Berkeley, California

Bernard Williams replies:

Dreyfus casts me as an “optimist” about AI; but my review expressed no particular optimism about AI, and the question whether it was promising enough to spend scarce research money on, which was Sir James Lighthill’s question, I did not raise at all. At the empirical level, practically all I said was that AI had learned some lessons from old errors which Dreyfus castigates. My concern was with what seems to me the more interesting part of the issue, and of the book: Dreyfus’s general philosophical reasons for being against AI.

I represented Dreyfus as trying to show that the aims of AI were, for philosophical reasons, unattainable. He points out that he explicitly denied any attempt at proof. That is true, and I apologize for not having made it clear.
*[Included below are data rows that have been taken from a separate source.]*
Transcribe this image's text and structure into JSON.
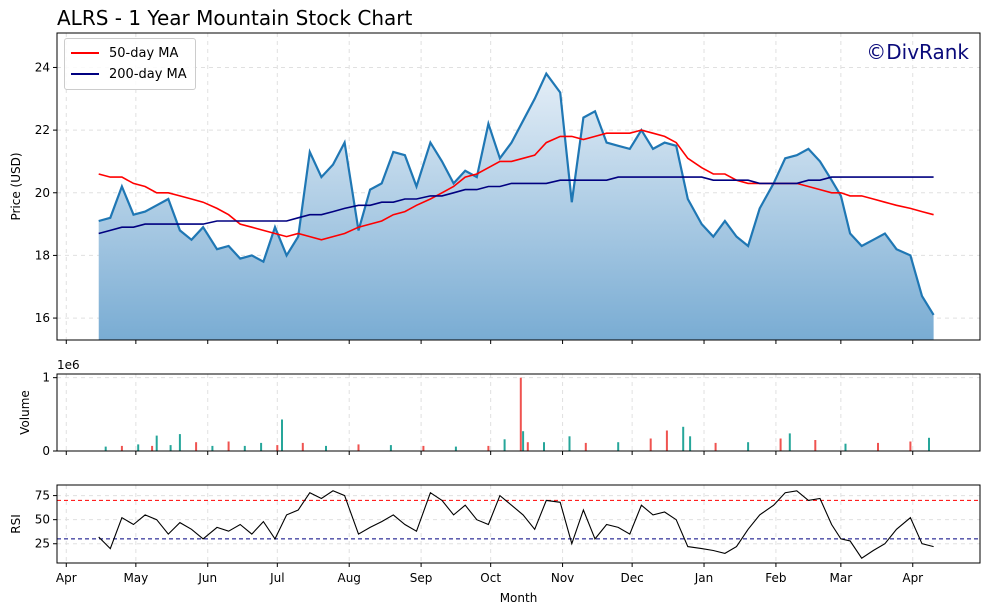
{
  "title": "ALRS - 1 Year Mountain Stock Chart",
  "watermark": "©DivRank",
  "xlabel": "Month",
  "month_labels": [
    "Apr",
    "May",
    "Jun",
    "Jul",
    "Aug",
    "Sep",
    "Oct",
    "Nov",
    "Dec",
    "Jan",
    "Feb",
    "Mar",
    "Apr"
  ],
  "colors": {
    "price": "#1f77b4",
    "ma50": "#ff0000",
    "ma200": "#000080",
    "vol_up": "#26a69a",
    "vol_down": "#ef5350",
    "rsi": "#000000",
    "rsi_over": "#ff0000",
    "rsi_under": "#000080"
  },
  "chart_data": [
    {
      "type": "area",
      "panel": "price",
      "ylabel": "Price (USD)",
      "ylim": [
        15.3,
        25.1
      ],
      "yticks": [
        16,
        18,
        20,
        22,
        24
      ],
      "grid": true,
      "legend_position": "top-left",
      "x_domain": [
        "2024-03-28",
        "2025-04-30"
      ],
      "x": [
        "2024-04-15",
        "2024-04-20",
        "2024-04-25",
        "2024-04-30",
        "2024-05-05",
        "2024-05-10",
        "2024-05-15",
        "2024-05-20",
        "2024-05-25",
        "2024-05-30",
        "2024-06-05",
        "2024-06-10",
        "2024-06-15",
        "2024-06-20",
        "2024-06-25",
        "2024-06-30",
        "2024-07-05",
        "2024-07-10",
        "2024-07-15",
        "2024-07-20",
        "2024-07-25",
        "2024-07-30",
        "2024-08-05",
        "2024-08-10",
        "2024-08-15",
        "2024-08-20",
        "2024-08-25",
        "2024-08-30",
        "2024-09-05",
        "2024-09-10",
        "2024-09-15",
        "2024-09-20",
        "2024-09-25",
        "2024-09-30",
        "2024-10-05",
        "2024-10-10",
        "2024-10-15",
        "2024-10-20",
        "2024-10-25",
        "2024-10-31",
        "2024-11-05",
        "2024-11-10",
        "2024-11-15",
        "2024-11-20",
        "2024-11-25",
        "2024-11-30",
        "2024-12-05",
        "2024-12-10",
        "2024-12-15",
        "2024-12-20",
        "2024-12-25",
        "2024-12-31",
        "2025-01-05",
        "2025-01-10",
        "2025-01-15",
        "2025-01-20",
        "2025-01-25",
        "2025-01-31",
        "2025-02-05",
        "2025-02-10",
        "2025-02-15",
        "2025-02-20",
        "2025-02-25",
        "2025-03-01",
        "2025-03-05",
        "2025-03-10",
        "2025-03-15",
        "2025-03-20",
        "2025-03-25",
        "2025-03-31",
        "2025-04-05",
        "2025-04-10"
      ],
      "series": [
        {
          "name": "",
          "values": [
            19.1,
            19.2,
            20.2,
            19.3,
            19.4,
            19.6,
            19.8,
            18.8,
            18.5,
            18.9,
            18.2,
            18.3,
            17.9,
            18.0,
            17.8,
            18.9,
            18.0,
            18.6,
            21.3,
            20.5,
            20.9,
            21.6,
            18.8,
            20.1,
            20.3,
            21.3,
            21.2,
            20.2,
            21.6,
            21.0,
            20.3,
            20.7,
            20.5,
            22.2,
            21.1,
            21.6,
            22.3,
            23.0,
            23.8,
            23.2,
            19.7,
            22.4,
            22.6,
            21.6,
            21.5,
            21.4,
            22.0,
            21.4,
            21.6,
            21.5,
            19.8,
            19.0,
            18.6,
            19.1,
            18.6,
            18.3,
            19.5,
            20.3,
            21.1,
            21.2,
            21.4,
            21.0,
            20.4,
            19.9,
            18.7,
            18.3,
            18.5,
            18.7,
            18.2,
            18.0,
            16.7,
            16.1
          ]
        },
        {
          "name": "50-day MA",
          "values": [
            20.6,
            20.5,
            20.5,
            20.3,
            20.2,
            20.0,
            20.0,
            19.9,
            19.8,
            19.7,
            19.5,
            19.3,
            19.0,
            18.9,
            18.8,
            18.7,
            18.6,
            18.7,
            18.6,
            18.5,
            18.6,
            18.7,
            18.9,
            19.0,
            19.1,
            19.3,
            19.4,
            19.6,
            19.8,
            20.0,
            20.2,
            20.5,
            20.6,
            20.8,
            21.0,
            21.0,
            21.1,
            21.2,
            21.6,
            21.8,
            21.8,
            21.7,
            21.8,
            21.9,
            21.9,
            21.9,
            22.0,
            21.9,
            21.8,
            21.6,
            21.1,
            20.8,
            20.6,
            20.6,
            20.4,
            20.3,
            20.3,
            20.3,
            20.3,
            20.3,
            20.2,
            20.1,
            20.0,
            20.0,
            19.9,
            19.9,
            19.8,
            19.7,
            19.6,
            19.5,
            19.4,
            19.3
          ]
        },
        {
          "name": "200-day MA",
          "values": [
            18.7,
            18.8,
            18.9,
            18.9,
            19.0,
            19.0,
            19.0,
            19.0,
            19.0,
            19.0,
            19.1,
            19.1,
            19.1,
            19.1,
            19.1,
            19.1,
            19.1,
            19.2,
            19.3,
            19.3,
            19.4,
            19.5,
            19.6,
            19.6,
            19.7,
            19.7,
            19.8,
            19.8,
            19.9,
            19.9,
            20.0,
            20.1,
            20.1,
            20.2,
            20.2,
            20.3,
            20.3,
            20.3,
            20.3,
            20.4,
            20.4,
            20.4,
            20.4,
            20.4,
            20.5,
            20.5,
            20.5,
            20.5,
            20.5,
            20.5,
            20.5,
            20.5,
            20.4,
            20.4,
            20.4,
            20.4,
            20.3,
            20.3,
            20.3,
            20.3,
            20.4,
            20.4,
            20.5,
            20.5,
            20.5,
            20.5,
            20.5,
            20.5,
            20.5,
            20.5,
            20.5,
            20.5
          ]
        }
      ]
    },
    {
      "type": "bar",
      "panel": "volume",
      "ylabel": "Volume",
      "ylim": [
        0,
        1050000
      ],
      "yticks": [
        0,
        1
      ],
      "scale_label": "1e6",
      "x_domain": [
        "2024-03-28",
        "2025-04-30"
      ],
      "x": [
        "2024-04-18",
        "2024-04-25",
        "2024-05-02",
        "2024-05-08",
        "2024-05-10",
        "2024-05-16",
        "2024-05-20",
        "2024-05-27",
        "2024-06-03",
        "2024-06-10",
        "2024-06-17",
        "2024-06-24",
        "2024-07-01",
        "2024-07-03",
        "2024-07-12",
        "2024-07-22",
        "2024-08-05",
        "2024-08-19",
        "2024-09-02",
        "2024-09-16",
        "2024-09-30",
        "2024-10-07",
        "2024-10-14",
        "2024-10-15",
        "2024-10-17",
        "2024-10-24",
        "2024-11-04",
        "2024-11-11",
        "2024-11-25",
        "2024-12-09",
        "2024-12-16",
        "2024-12-23",
        "2024-12-26",
        "2025-01-06",
        "2025-01-20",
        "2025-02-03",
        "2025-02-07",
        "2025-02-18",
        "2025-03-03",
        "2025-03-17",
        "2025-03-31",
        "2025-04-08"
      ],
      "values": [
        60000,
        70000,
        90000,
        70000,
        210000,
        80000,
        230000,
        120000,
        70000,
        130000,
        70000,
        110000,
        80000,
        430000,
        110000,
        70000,
        90000,
        80000,
        70000,
        60000,
        70000,
        160000,
        1000000,
        270000,
        120000,
        120000,
        200000,
        110000,
        120000,
        170000,
        280000,
        330000,
        200000,
        110000,
        120000,
        170000,
        240000,
        150000,
        100000,
        110000,
        130000,
        180000
      ],
      "direction": [
        "up",
        "down",
        "up",
        "down",
        "up",
        "up",
        "up",
        "down",
        "up",
        "down",
        "up",
        "up",
        "down",
        "up",
        "down",
        "up",
        "down",
        "up",
        "down",
        "up",
        "down",
        "up",
        "down",
        "up",
        "down",
        "up",
        "up",
        "down",
        "up",
        "down",
        "down",
        "up",
        "up",
        "down",
        "up",
        "down",
        "up",
        "down",
        "up",
        "down",
        "down",
        "up"
      ]
    },
    {
      "type": "line",
      "panel": "rsi",
      "ylabel": "RSI",
      "ylim": [
        5,
        86
      ],
      "yticks": [
        25,
        50,
        75
      ],
      "reference_lines": [
        70,
        30
      ],
      "x_domain": [
        "2024-03-28",
        "2025-04-30"
      ],
      "x": [
        "2024-04-15",
        "2024-04-20",
        "2024-04-25",
        "2024-04-30",
        "2024-05-05",
        "2024-05-10",
        "2024-05-15",
        "2024-05-20",
        "2024-05-25",
        "2024-05-30",
        "2024-06-05",
        "2024-06-10",
        "2024-06-15",
        "2024-06-20",
        "2024-06-25",
        "2024-06-30",
        "2024-07-05",
        "2024-07-10",
        "2024-07-15",
        "2024-07-20",
        "2024-07-25",
        "2024-07-30",
        "2024-08-05",
        "2024-08-10",
        "2024-08-15",
        "2024-08-20",
        "2024-08-25",
        "2024-08-30",
        "2024-09-05",
        "2024-09-10",
        "2024-09-15",
        "2024-09-20",
        "2024-09-25",
        "2024-09-30",
        "2024-10-05",
        "2024-10-10",
        "2024-10-15",
        "2024-10-20",
        "2024-10-25",
        "2024-10-31",
        "2024-11-05",
        "2024-11-10",
        "2024-11-15",
        "2024-11-20",
        "2024-11-25",
        "2024-11-30",
        "2024-12-05",
        "2024-12-10",
        "2024-12-15",
        "2024-12-20",
        "2024-12-25",
        "2024-12-31",
        "2025-01-05",
        "2025-01-10",
        "2025-01-15",
        "2025-01-20",
        "2025-01-25",
        "2025-01-31",
        "2025-02-05",
        "2025-02-10",
        "2025-02-15",
        "2025-02-20",
        "2025-02-25",
        "2025-03-01",
        "2025-03-05",
        "2025-03-10",
        "2025-03-15",
        "2025-03-20",
        "2025-03-25",
        "2025-03-31",
        "2025-04-05",
        "2025-04-10"
      ],
      "values": [
        32,
        20,
        52,
        45,
        55,
        50,
        35,
        47,
        40,
        30,
        42,
        38,
        45,
        35,
        48,
        30,
        55,
        60,
        78,
        72,
        80,
        75,
        35,
        42,
        48,
        55,
        45,
        38,
        78,
        70,
        55,
        65,
        50,
        45,
        75,
        65,
        55,
        40,
        70,
        68,
        25,
        60,
        30,
        45,
        42,
        35,
        65,
        55,
        58,
        50,
        22,
        20,
        18,
        15,
        22,
        40,
        55,
        65,
        78,
        80,
        70,
        72,
        45,
        30,
        28,
        10,
        18,
        25,
        40,
        52,
        25,
        22
      ]
    }
  ]
}
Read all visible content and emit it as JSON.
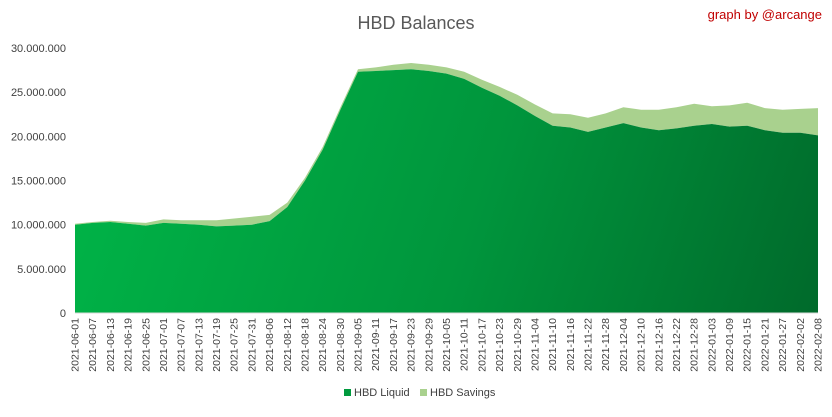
{
  "chart_data": {
    "type": "area",
    "stacked": true,
    "title": "HBD Balances",
    "credit": "graph by @arcange",
    "xlabel": "",
    "ylabel": "",
    "ylim": [
      0,
      30000000
    ],
    "yticks": [
      0,
      5000000,
      10000000,
      15000000,
      20000000,
      25000000,
      30000000
    ],
    "ytick_labels": [
      "0",
      "5.000.000",
      "10.000.000",
      "15.000.000",
      "20.000.000",
      "25.000.000",
      "30.000.000"
    ],
    "grid": false,
    "legend_position": "bottom",
    "x": [
      "2021-06-01",
      "2021-06-07",
      "2021-06-13",
      "2021-06-19",
      "2021-06-25",
      "2021-07-01",
      "2021-07-07",
      "2021-07-13",
      "2021-07-19",
      "2021-07-25",
      "2021-07-31",
      "2021-08-06",
      "2021-08-12",
      "2021-08-18",
      "2021-08-24",
      "2021-08-30",
      "2021-09-05",
      "2021-09-11",
      "2021-09-17",
      "2021-09-23",
      "2021-09-29",
      "2021-10-05",
      "2021-10-11",
      "2021-10-17",
      "2021-10-23",
      "2021-10-29",
      "2021-11-04",
      "2021-11-10",
      "2021-11-16",
      "2021-11-22",
      "2021-11-28",
      "2021-12-04",
      "2021-12-10",
      "2021-12-16",
      "2021-12-22",
      "2021-12-28",
      "2022-01-03",
      "2022-01-09",
      "2022-01-15",
      "2022-01-21",
      "2022-01-27",
      "2022-02-02",
      "2022-02-08"
    ],
    "series": [
      {
        "name": "HBD Liquid",
        "color": "#00a040",
        "values": [
          10000000,
          10200000,
          10300000,
          10100000,
          9900000,
          10200000,
          10100000,
          10000000,
          9800000,
          9900000,
          10000000,
          10400000,
          12000000,
          15000000,
          18500000,
          23000000,
          27300000,
          27400000,
          27500000,
          27600000,
          27400000,
          27100000,
          26500000,
          25500000,
          24600000,
          23500000,
          22300000,
          21200000,
          21000000,
          20500000,
          21000000,
          21500000,
          21000000,
          20700000,
          20900000,
          21200000,
          21400000,
          21100000,
          21200000,
          20700000,
          20400000,
          20400000,
          20100000
        ]
      },
      {
        "name": "HBD Savings",
        "color": "#a9d18e",
        "values": [
          100000,
          100000,
          150000,
          200000,
          300000,
          400000,
          400000,
          500000,
          700000,
          800000,
          900000,
          700000,
          500000,
          300000,
          300000,
          300000,
          300000,
          400000,
          600000,
          700000,
          700000,
          700000,
          800000,
          900000,
          1000000,
          1200000,
          1300000,
          1400000,
          1500000,
          1600000,
          1600000,
          1800000,
          2000000,
          2300000,
          2400000,
          2500000,
          2000000,
          2400000,
          2600000,
          2500000,
          2600000,
          2700000,
          3100000
        ]
      }
    ]
  }
}
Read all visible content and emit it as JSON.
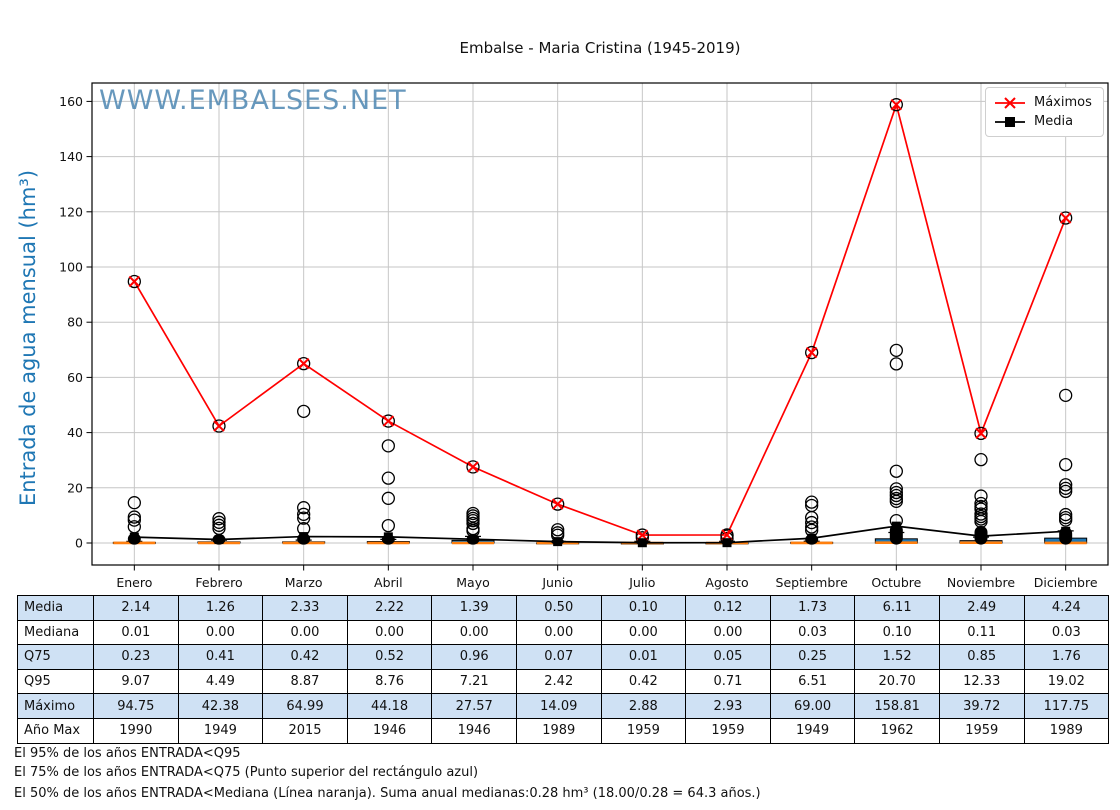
{
  "title": "Embalse - Maria Cristina (1945-2019)",
  "watermark": "WWW.EMBALSES.NET",
  "legend": {
    "items": [
      {
        "label": "Máximos",
        "color": "#ff0000",
        "marker": "x"
      },
      {
        "label": "Media",
        "color": "#000000",
        "marker": "square"
      }
    ]
  },
  "chart_data": {
    "type": "boxplot",
    "title": "Embalse - Maria Cristina (1945-2019)",
    "ylabel": "Entrada de agua mensual (hm³)",
    "xlabel": "",
    "ylim": [
      0,
      160
    ],
    "yticks": [
      0,
      20,
      40,
      60,
      80,
      100,
      120,
      140,
      160
    ],
    "grid": true,
    "legend_position": "upper right",
    "categories": [
      "Enero",
      "Febrero",
      "Marzo",
      "Abril",
      "Mayo",
      "Junio",
      "Julio",
      "Agosto",
      "Septiembre",
      "Octubre",
      "Noviembre",
      "Diciembre"
    ],
    "series": [
      {
        "name": "Máximos",
        "type": "line",
        "color": "#ff0000",
        "marker": "x",
        "values": [
          94.75,
          42.38,
          64.99,
          44.18,
          27.57,
          14.09,
          2.88,
          2.93,
          69.0,
          158.81,
          39.72,
          117.75
        ]
      },
      {
        "name": "Media",
        "type": "line",
        "color": "#000000",
        "marker": "square",
        "values": [
          2.14,
          1.26,
          2.33,
          2.22,
          1.39,
          0.5,
          0.1,
          0.12,
          1.73,
          6.11,
          2.49,
          4.24
        ]
      }
    ],
    "boxplot": {
      "box_color": "#1f77b4",
      "median_color": "#ff7f0e",
      "mediana": [
        0.01,
        0.0,
        0.0,
        0.0,
        0.0,
        0.0,
        0.0,
        0.0,
        0.03,
        0.1,
        0.11,
        0.03
      ],
      "q75": [
        0.23,
        0.41,
        0.42,
        0.52,
        0.96,
        0.07,
        0.01,
        0.05,
        0.25,
        1.52,
        0.85,
        1.76
      ],
      "q95": [
        9.07,
        4.49,
        8.87,
        8.76,
        7.21,
        2.42,
        0.42,
        0.71,
        6.51,
        20.7,
        12.33,
        19.02
      ]
    },
    "outliers": [
      [
        14.6,
        9.4,
        8.3,
        5.9
      ],
      [
        8.8,
        7.5,
        6.4,
        5.3
      ],
      [
        47.7,
        12.8,
        10.4,
        9.0,
        5.2
      ],
      [
        35.2,
        23.5,
        16.2,
        6.3
      ],
      [
        10.7,
        9.8,
        8.9,
        8.1,
        7.1,
        5.2,
        4.4
      ],
      [
        4.8,
        3.7,
        2.8
      ],
      [
        1.9
      ],
      [
        2.5,
        1.6
      ],
      [
        14.8,
        13.6,
        9.2,
        7.4,
        5.8,
        4.6
      ],
      [
        69.8,
        64.9,
        26.0,
        19.6,
        18.3,
        17.2,
        16.1,
        15.1,
        8.1
      ],
      [
        30.2,
        17.0,
        14.3,
        13.2,
        12.3,
        10.5,
        9.6,
        8.7,
        7.8
      ],
      [
        53.5,
        28.4,
        21.1,
        19.8,
        18.7,
        10.3,
        9.2,
        8.3
      ]
    ],
    "cluster_top": [
      3.6,
      3.2,
      3.6,
      3.2,
      3.2,
      1.6,
      1.0,
      1.1,
      3.2,
      7.0,
      6.2,
      5.8
    ]
  },
  "table": {
    "rows": [
      {
        "label": "Media",
        "shaded": true,
        "values": [
          "2.14",
          "1.26",
          "2.33",
          "2.22",
          "1.39",
          "0.50",
          "0.10",
          "0.12",
          "1.73",
          "6.11",
          "2.49",
          "4.24"
        ]
      },
      {
        "label": "Mediana",
        "shaded": false,
        "values": [
          "0.01",
          "0.00",
          "0.00",
          "0.00",
          "0.00",
          "0.00",
          "0.00",
          "0.00",
          "0.03",
          "0.10",
          "0.11",
          "0.03"
        ]
      },
      {
        "label": "Q75",
        "shaded": true,
        "values": [
          "0.23",
          "0.41",
          "0.42",
          "0.52",
          "0.96",
          "0.07",
          "0.01",
          "0.05",
          "0.25",
          "1.52",
          "0.85",
          "1.76"
        ]
      },
      {
        "label": "Q95",
        "shaded": false,
        "values": [
          "9.07",
          "4.49",
          "8.87",
          "8.76",
          "7.21",
          "2.42",
          "0.42",
          "0.71",
          "6.51",
          "20.70",
          "12.33",
          "19.02"
        ]
      },
      {
        "label": "Máximo",
        "shaded": true,
        "values": [
          "94.75",
          "42.38",
          "64.99",
          "44.18",
          "27.57",
          "14.09",
          "2.88",
          "2.93",
          "69.00",
          "158.81",
          "39.72",
          "117.75"
        ]
      },
      {
        "label": "Año Max",
        "shaded": false,
        "values": [
          "1990",
          "1949",
          "2015",
          "1946",
          "1946",
          "1989",
          "1959",
          "1959",
          "1949",
          "1962",
          "1959",
          "1989"
        ]
      }
    ]
  },
  "footer": {
    "lines": [
      "El 95% de los años ENTRADA<Q95",
      "El 75% de los años ENTRADA<Q75 (Punto superior del rectángulo azul)",
      "El 50% de los años ENTRADA<Mediana (Línea naranja). Suma anual medianas:0.28 hm³ (18.00/0.28 = 64.3 años.)"
    ]
  },
  "colors": {
    "watermark": "#4d87b2",
    "ylabel": "#1f77b4",
    "grid": "#c6c6c6",
    "table_shade": "#cfe1f4",
    "max_line": "#ff0000",
    "media_line": "#000000",
    "box_fill": "#1f77b4",
    "median_line": "#ff7f0e"
  }
}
However, granted that, it is very unclear how much he was trying to show; so unclear, in fact, as to leave a doubt whether he remains consistent to his denial. On page 136, for instance, in an admittedly obscure passage, he seems to say that the “only alternative” to something agreed to be impossible is to understand facts “as a product of the situation”—and that is something which he seems to regard (p. 116 and elsewhere) as implying that computer programs cannot be applied.

But even if the role of philosophical reasoning in the book is consistently more modest than I implied, this does not weaken my objections: for my objections were not just that the philosophical arguments failed to be demonstrative, but that they were in good part not of a type to show anything relevant at all.

One thing which, I argued, Dreyfus’s type of reasoning could not show is something which he once more asserts: that there could be no such thing as a fragment of human intelligence. He seems to think that I have missed his point here; on the contrary, I see it very clearly, but I think, and have argued, that he gives no convincing reasons for it. In this area, he once more ignores a relevant issue which I raised, the intelligent activity of simpler organisms. A large proportion of his arguments deal with the supposed unity of the cultural world of humans. In what form do these arguments apply to other intelligent organisms, and hence to the simulation of their intelligence?

Haugeland’s remarks, on the other hand, about a possible new order of complexity in the functioning of nervous systems is presumably not confined to the human case: the possible new type of complexity would apply to most living things. Put in such general terms, it would be a rash person who excluded such a possibility a priori. But Haugeland’s account of it does not seem to help much with the issue I raised against Dreyfus and which Haugeland has taken up: whether, if that possibility obtained, we should be able to make an artificial organism—not “construct,” since he objects to that, but make, as opposed (for instance) to rear or grow. Could we, on Haugeland’s conception of the possibility he mentions, have an understanding of intelligent organisms which enabled us to make them? How much scientific understanding, at what level, of intelligent organisms do Dreyfus’s ideas leave room for? I was left in the dark about that by Dreyfus, and I get no more light on it from Haugeland.

It may be that AI is on the wrong track, and its assumptions absurdly simplistic. But if it is, we shall not come to know it, nor be helped to get clear about these things, through the kind of philosophy Dreyfus is trying to bring to bear. I thought I gave a few reasons for that claim.